Customisable 3D printing could create sensors for skin

Robert Scammell 27 April 2018 (Last Updated April 27th, 2018 17:10)

Researchers at the University of Minnesota have used a 3D printer to print electronics onto a human hand for the first time, opening up the possibility of printing temporary sensors on soldiers in the battlefield.

Customisable 3D printing could create sensors for skin
The new printing technique is able to track the hand’s movements and adjust to them in real time. Credit: McAlpine group, University of Minnesota

Researchers at the University of Minnesota have used a 3D printer to print electronics onto a human hand for the first time, opening up the possibility of printing temporary sensors on soldiers in the battlefield.

The sensors could be used to detect chemical or biological agents, or convert solar energy to charge essential electronics.

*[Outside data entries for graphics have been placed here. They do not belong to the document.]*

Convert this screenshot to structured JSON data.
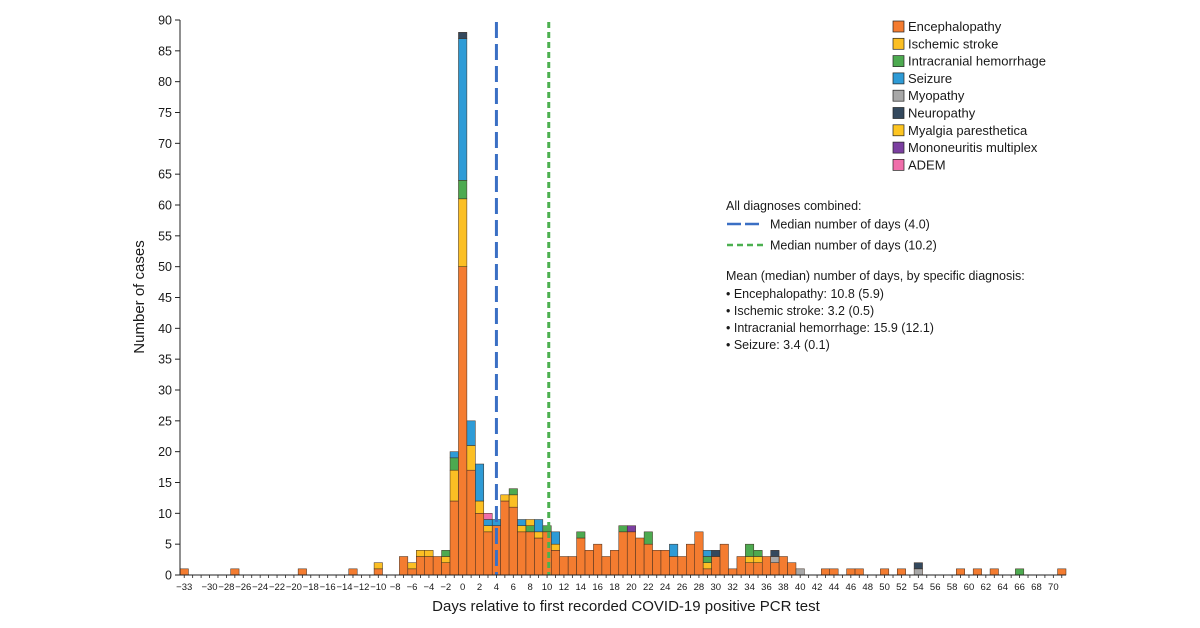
{
  "chart_data": {
    "type": "bar",
    "stacked": true,
    "xlabel": "Days relative to first recorded COVID-19 positive PCR test",
    "ylabel": "Number of cases",
    "xlim": [
      -33,
      71
    ],
    "ylim": [
      0,
      90
    ],
    "yticks": [
      0,
      5,
      10,
      15,
      20,
      25,
      30,
      35,
      40,
      45,
      50,
      55,
      60,
      65,
      70,
      75,
      80,
      85,
      90
    ],
    "xtick_labels": [
      "−33",
      "−30",
      "−28",
      "−26",
      "−24",
      "−22",
      "−20",
      "−18",
      "−16",
      "−14",
      "−12",
      "−10",
      "−8",
      "−6",
      "−4",
      "−2",
      "0",
      "2",
      "4",
      "6",
      "8",
      "10",
      "12",
      "14",
      "16",
      "18",
      "20",
      "22",
      "24",
      "26",
      "28",
      "30",
      "32",
      "34",
      "36",
      "38",
      "40",
      "42",
      "44",
      "46",
      "48",
      "50",
      "52",
      "54",
      "56",
      "58",
      "60",
      "62",
      "64",
      "66",
      "68",
      "70"
    ],
    "xtick_values": [
      -33,
      -30,
      -28,
      -26,
      -24,
      -22,
      -20,
      -18,
      -16,
      -14,
      -12,
      -10,
      -8,
      -6,
      -4,
      -2,
      0,
      2,
      4,
      6,
      8,
      10,
      12,
      14,
      16,
      18,
      20,
      22,
      24,
      26,
      28,
      30,
      32,
      34,
      36,
      38,
      40,
      42,
      44,
      46,
      48,
      50,
      52,
      54,
      56,
      58,
      60,
      62,
      64,
      66,
      68,
      70
    ],
    "legend": {
      "placement": "top-right",
      "entries": [
        {
          "name": "Encephalopathy",
          "color": "#f47c30"
        },
        {
          "name": "Ischemic stroke",
          "color": "#fbbf24"
        },
        {
          "name": "Intracranial hemorrhage",
          "color": "#4daa50"
        },
        {
          "name": "Seizure",
          "color": "#2e9bd6"
        },
        {
          "name": "Myopathy",
          "color": "#a8a8a8"
        },
        {
          "name": "Neuropathy",
          "color": "#34495e"
        },
        {
          "name": "Myalgia paresthetica",
          "color": "#fdc521"
        },
        {
          "name": "Mononeuritis multiplex",
          "color": "#7b3fa0"
        },
        {
          "name": "ADEM",
          "color": "#f06eaa"
        }
      ]
    },
    "medians": [
      {
        "label": "Median number of days (4.0)",
        "value": 4.0,
        "color": "#3a6fc4",
        "style": "long-dash"
      },
      {
        "label": "Median number of days (10.2)",
        "value": 10.2,
        "color": "#4cb050",
        "style": "short-dash"
      }
    ],
    "notes": {
      "combined_heading": "All diagnoses combined:",
      "specific_heading": "Mean (median) number of days, by specific diagnosis:",
      "lines": [
        "• Encephalopathy: 10.8 (5.9)",
        "• Ischemic stroke: 3.2 (0.5)",
        "• Intracranial hemorrhage: 15.9 (12.1)",
        "• Seizure: 3.4 (0.1)"
      ]
    },
    "bars": [
      {
        "x": -33,
        "stack": [
          [
            "Encephalopathy",
            1
          ]
        ]
      },
      {
        "x": -27,
        "stack": [
          [
            "Encephalopathy",
            1
          ]
        ]
      },
      {
        "x": -19,
        "stack": [
          [
            "Encephalopathy",
            1
          ]
        ]
      },
      {
        "x": -13,
        "stack": [
          [
            "Encephalopathy",
            1
          ]
        ]
      },
      {
        "x": -10,
        "stack": [
          [
            "Encephalopathy",
            1
          ],
          [
            "Ischemic stroke",
            1
          ]
        ]
      },
      {
        "x": -7,
        "stack": [
          [
            "Encephalopathy",
            3
          ]
        ]
      },
      {
        "x": -6,
        "stack": [
          [
            "Encephalopathy",
            1
          ],
          [
            "Ischemic stroke",
            1
          ]
        ]
      },
      {
        "x": -5,
        "stack": [
          [
            "Encephalopathy",
            3
          ],
          [
            "Ischemic stroke",
            1
          ]
        ]
      },
      {
        "x": -4,
        "stack": [
          [
            "Encephalopathy",
            3
          ],
          [
            "Ischemic stroke",
            1
          ]
        ]
      },
      {
        "x": -3,
        "stack": [
          [
            "Encephalopathy",
            3
          ]
        ]
      },
      {
        "x": -2,
        "stack": [
          [
            "Encephalopathy",
            2
          ],
          [
            "Ischemic stroke",
            1
          ],
          [
            "Intracranial hemorrhage",
            1
          ]
        ]
      },
      {
        "x": -1,
        "stack": [
          [
            "Encephalopathy",
            12
          ],
          [
            "Ischemic stroke",
            5
          ],
          [
            "Intracranial hemorrhage",
            2
          ],
          [
            "Seizure",
            1
          ]
        ]
      },
      {
        "x": 0,
        "stack": [
          [
            "Encephalopathy",
            50
          ],
          [
            "Ischemic stroke",
            11
          ],
          [
            "Intracranial hemorrhage",
            3
          ],
          [
            "Seizure",
            23
          ],
          [
            "Neuropathy",
            1
          ]
        ]
      },
      {
        "x": 1,
        "stack": [
          [
            "Encephalopathy",
            17
          ],
          [
            "Ischemic stroke",
            4
          ],
          [
            "Seizure",
            4
          ]
        ]
      },
      {
        "x": 2,
        "stack": [
          [
            "Encephalopathy",
            10
          ],
          [
            "Ischemic stroke",
            2
          ],
          [
            "Seizure",
            6
          ]
        ]
      },
      {
        "x": 3,
        "stack": [
          [
            "Encephalopathy",
            7
          ],
          [
            "Ischemic stroke",
            1
          ],
          [
            "Seizure",
            1
          ],
          [
            "ADEM",
            1
          ]
        ]
      },
      {
        "x": 4,
        "stack": [
          [
            "Encephalopathy",
            8
          ],
          [
            "Seizure",
            1
          ]
        ]
      },
      {
        "x": 5,
        "stack": [
          [
            "Encephalopathy",
            12
          ],
          [
            "Ischemic stroke",
            1
          ]
        ]
      },
      {
        "x": 6,
        "stack": [
          [
            "Encephalopathy",
            11
          ],
          [
            "Ischemic stroke",
            2
          ],
          [
            "Intracranial hemorrhage",
            1
          ]
        ]
      },
      {
        "x": 7,
        "stack": [
          [
            "Encephalopathy",
            7
          ],
          [
            "Ischemic stroke",
            1
          ],
          [
            "Seizure",
            1
          ]
        ]
      },
      {
        "x": 8,
        "stack": [
          [
            "Encephalopathy",
            7
          ],
          [
            "Intracranial hemorrhage",
            1
          ],
          [
            "Ischemic stroke",
            1
          ]
        ]
      },
      {
        "x": 9,
        "stack": [
          [
            "Encephalopathy",
            6
          ],
          [
            "Ischemic stroke",
            1
          ],
          [
            "Seizure",
            2
          ]
        ]
      },
      {
        "x": 10,
        "stack": [
          [
            "Encephalopathy",
            7
          ],
          [
            "Intracranial hemorrhage",
            1
          ]
        ]
      },
      {
        "x": 11,
        "stack": [
          [
            "Encephalopathy",
            4
          ],
          [
            "Ischemic stroke",
            1
          ],
          [
            "Seizure",
            2
          ]
        ]
      },
      {
        "x": 12,
        "stack": [
          [
            "Encephalopathy",
            3
          ]
        ]
      },
      {
        "x": 13,
        "stack": [
          [
            "Encephalopathy",
            3
          ]
        ]
      },
      {
        "x": 14,
        "stack": [
          [
            "Encephalopathy",
            6
          ],
          [
            "Intracranial hemorrhage",
            1
          ]
        ]
      },
      {
        "x": 15,
        "stack": [
          [
            "Encephalopathy",
            4
          ]
        ]
      },
      {
        "x": 16,
        "stack": [
          [
            "Encephalopathy",
            5
          ]
        ]
      },
      {
        "x": 17,
        "stack": [
          [
            "Encephalopathy",
            3
          ]
        ]
      },
      {
        "x": 18,
        "stack": [
          [
            "Encephalopathy",
            4
          ]
        ]
      },
      {
        "x": 19,
        "stack": [
          [
            "Encephalopathy",
            7
          ],
          [
            "Intracranial hemorrhage",
            1
          ]
        ]
      },
      {
        "x": 20,
        "stack": [
          [
            "Encephalopathy",
            7
          ],
          [
            "Mononeuritis multiplex",
            1
          ]
        ]
      },
      {
        "x": 21,
        "stack": [
          [
            "Encephalopathy",
            6
          ]
        ]
      },
      {
        "x": 22,
        "stack": [
          [
            "Encephalopathy",
            5
          ],
          [
            "Intracranial hemorrhage",
            2
          ]
        ]
      },
      {
        "x": 23,
        "stack": [
          [
            "Encephalopathy",
            4
          ]
        ]
      },
      {
        "x": 24,
        "stack": [
          [
            "Encephalopathy",
            4
          ]
        ]
      },
      {
        "x": 25,
        "stack": [
          [
            "Encephalopathy",
            3
          ],
          [
            "Seizure",
            2
          ]
        ]
      },
      {
        "x": 26,
        "stack": [
          [
            "Encephalopathy",
            3
          ]
        ]
      },
      {
        "x": 27,
        "stack": [
          [
            "Encephalopathy",
            5
          ]
        ]
      },
      {
        "x": 28,
        "stack": [
          [
            "Encephalopathy",
            7
          ]
        ]
      },
      {
        "x": 29,
        "stack": [
          [
            "Encephalopathy",
            1
          ],
          [
            "Ischemic stroke",
            1
          ],
          [
            "Intracranial hemorrhage",
            1
          ],
          [
            "Seizure",
            1
          ]
        ]
      },
      {
        "x": 30,
        "stack": [
          [
            "Encephalopathy",
            3
          ],
          [
            "Neuropathy",
            1
          ]
        ]
      },
      {
        "x": 31,
        "stack": [
          [
            "Encephalopathy",
            5
          ]
        ]
      },
      {
        "x": 32,
        "stack": [
          [
            "Encephalopathy",
            1
          ]
        ]
      },
      {
        "x": 33,
        "stack": [
          [
            "Encephalopathy",
            3
          ]
        ]
      },
      {
        "x": 34,
        "stack": [
          [
            "Encephalopathy",
            2
          ],
          [
            "Ischemic stroke",
            1
          ],
          [
            "Intracranial hemorrhage",
            2
          ]
        ]
      },
      {
        "x": 35,
        "stack": [
          [
            "Encephalopathy",
            2
          ],
          [
            "Ischemic stroke",
            1
          ],
          [
            "Intracranial hemorrhage",
            1
          ]
        ]
      },
      {
        "x": 36,
        "stack": [
          [
            "Encephalopathy",
            3
          ]
        ]
      },
      {
        "x": 37,
        "stack": [
          [
            "Encephalopathy",
            2
          ],
          [
            "Myopathy",
            1
          ],
          [
            "Neuropathy",
            1
          ]
        ]
      },
      {
        "x": 38,
        "stack": [
          [
            "Encephalopathy",
            3
          ]
        ]
      },
      {
        "x": 39,
        "stack": [
          [
            "Encephalopathy",
            2
          ]
        ]
      },
      {
        "x": 40,
        "stack": [
          [
            "Myopathy",
            1
          ]
        ]
      },
      {
        "x": 43,
        "stack": [
          [
            "Encephalopathy",
            1
          ]
        ]
      },
      {
        "x": 44,
        "stack": [
          [
            "Encephalopathy",
            1
          ]
        ]
      },
      {
        "x": 46,
        "stack": [
          [
            "Encephalopathy",
            1
          ]
        ]
      },
      {
        "x": 47,
        "stack": [
          [
            "Encephalopathy",
            1
          ]
        ]
      },
      {
        "x": 50,
        "stack": [
          [
            "Encephalopathy",
            1
          ]
        ]
      },
      {
        "x": 52,
        "stack": [
          [
            "Encephalopathy",
            1
          ]
        ]
      },
      {
        "x": 54,
        "stack": [
          [
            "Myopathy",
            1
          ],
          [
            "Neuropathy",
            1
          ]
        ]
      },
      {
        "x": 59,
        "stack": [
          [
            "Encephalopathy",
            1
          ]
        ]
      },
      {
        "x": 61,
        "stack": [
          [
            "Encephalopathy",
            1
          ]
        ]
      },
      {
        "x": 63,
        "stack": [
          [
            "Encephalopathy",
            1
          ]
        ]
      },
      {
        "x": 66,
        "stack": [
          [
            "Intracranial hemorrhage",
            1
          ]
        ]
      },
      {
        "x": 71,
        "stack": [
          [
            "Encephalopathy",
            1
          ]
        ]
      }
    ]
  }
}
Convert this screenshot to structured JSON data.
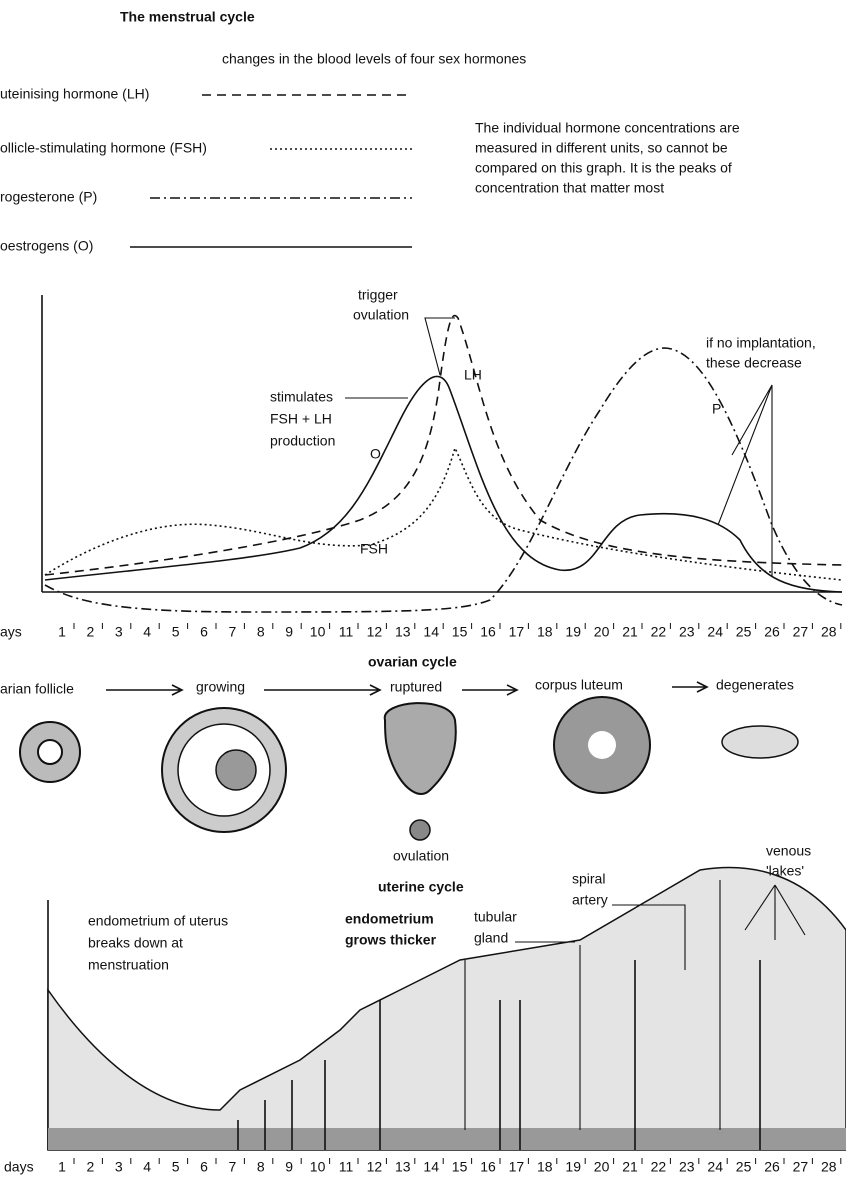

“We are excited about the potential of this new 3D printing technology using a portable, lightweight printer costing less than $400,” said University of Minnesota associate professor of engineering Michael McAlpine, the study’s lead author.

“We imagine that a soldier could pull this printer out of a backpack and print a chemical sensor or other electronics they need, directly on the skin. It would be like a ‘Swiss Army knife’ of the future with everything they need all in one portable 3D printing tool.”

A crucial aspect of the new printing technique is that the printer can adjust to small body movements while printing. Temporary markers are placed on the skin and the skin is scanned so that the printer can use computer vision and adjust to movements in real-time.

“No matter how hard anyone would try to stay still when using the printer on the skin, a person moves slightly and every hand is different,” said McAlpine. “This printer can track the hand using the markers and adjust in real-time to the movements and contours of the hand, so printing of the electronics keeps its circuit shape.”

The technique uses a specialised ink made from silver flakes, which can cure and conduct at room temperatures. Usually, 3D printing inks need to cure at temperatures of up to 100°C—far too hot for contact with skin.

Soldiers would be able to peel the electronics off with a pair of tweezers or wash it off with water.

McAlpine’s team also partnered with University of Minnesota Department of Paediatrics Dr Dean Jakub Tolar to explore how the technology could be applied for medical purposes. The team looked at how it could be used for wound healing and the direct printing of grafts for skin disorders. Using bio-ink, the team successfully printed cells on a mouse skin wound.

“I’m fascinated by the idea of printing electronics or cells directly on the skin,” said McAlpine. “It is such a simple idea and has unlimited potential for important applications in the future.”